Angry-faced woman

Purim, as it Relates to Writing

What can we learn from Vashti?

In honor of Purim this year, I’d like to take a moment to discuss the book of Esther.      Angry-faced woman

However, rather than focusing on Esther, the protagonist, I’d like to think about one of the story’s antagonists, Vashti.

In many of the Purim plays I’ve seen and directed, Vashti is portrayed as a wicked character.  

If you take a look at many Purim costumes or caricature drawings, you will see Vashti portrayed with sharp, black eyebrows and a dark royal dress with a jagged collar. Once, I saw a drawing of Vashti with a devil’s tail.
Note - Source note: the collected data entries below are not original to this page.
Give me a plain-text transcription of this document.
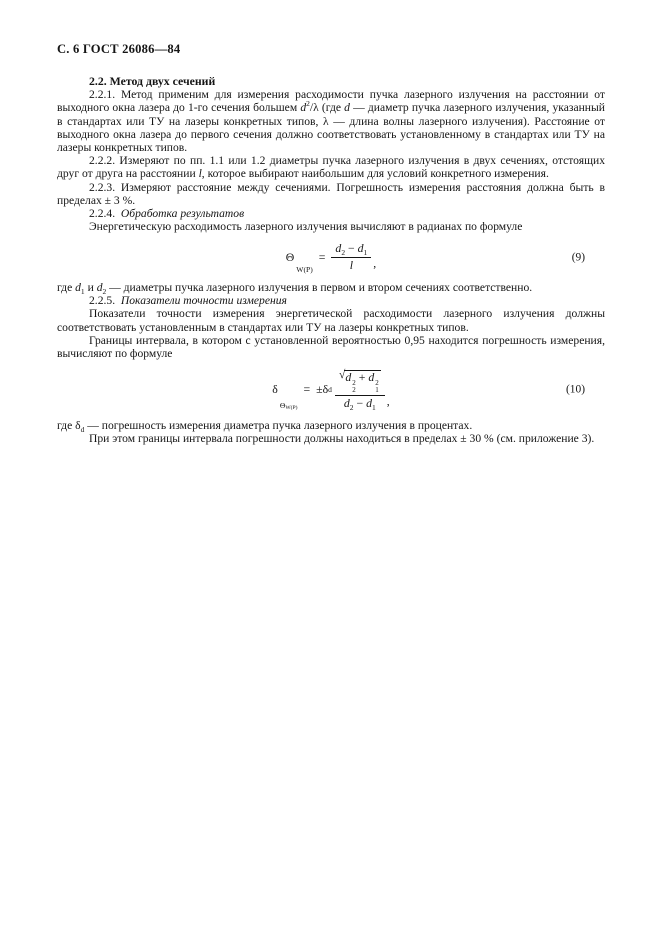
С. 6 ГОСТ 26086—84
2.2. Метод двух сечений

2.2.1. Метод применим для измерения расходимости пучка лазерного излучения на расстоянии от выходного окна лазера до 1-го сечения большем $d^2/\lambda$ (где d — диаметр пучка лазерного излучения, указанный в стандартах или ТУ на лазеры конкретных типов, λ — длина волны лазерного излучения). Расстояние от выходного окна лазера до первого сечения должно соответствовать установленному в стандартах или ТУ на лазеры конкретных типов.

2.2.2. Измеряют по пп. 1.1 или 1.2 диаметры пучка лазерного излучения в двух сечениях, отстоящих друг от друга на расстоянии l, которое выбирают наибольшим для условий конкретного измерения.

2.2.3. Измеряют расстояние между сечениями. Погрешность измерения расстояния должна быть в пределах ± 3 %.

2.2.4. Обработка результатов

Энергетическую расходимость лазерного излучения вычисляют в радианах по формуле

Θ
W(P)
= $\frac{d_2 - d_1}{l}$ ,	(9)

где $d_1$ и $d_2$ — диаметры пучка лазерного излучения в первом и втором сечениях соответственно.

2.2.5. Показатели точности измерения

Показатели точности измерения энергетической расходимости лазерного излучения должны соответствовать установленным в стандартах или ТУ на лазеры конкретных типов.

Границы интервала, в котором с установленной вероятностью 0,95 находится погрешность измерения, вычисляют по формуле

δ
$\Theta_{W(P)}$
= ±δ d
√ d 2
2
+ d 2
1
$d_2 - d_1$ ,
(10)

где $\delta_d$ — погрешность измерения диаметра пучка лазерного излучения в процентах.

При этом границы интервала погрешности должны находиться в пределах ± 30 % (см. приложение 3).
But, what if we stop to think about it? What was the real reason Vashti was banished from the kingdom? 

She stood up for herself. She dared to say, “no” to the king’s orders, in a time when women were not allowed to speak until spoken to. In a time when women were not allowed to refuse that which was asked of them.

The story opens with King Achashverosh throwing a feast for his friends and calling Vashti to appear in all of her beauty (naked) in front of the king and his men.

Vashti has had it with being humiliated all these years (what a backstory!) and, knowing full well of the outcome, decides to refuse the king’s orders nonetheless.

Talk about a modern woman before her time. She started the #MeToo movement in 486 BCE, in Persia!

For that, she was banished from the kingdom and was disparaged in the Purim story for all of eternity.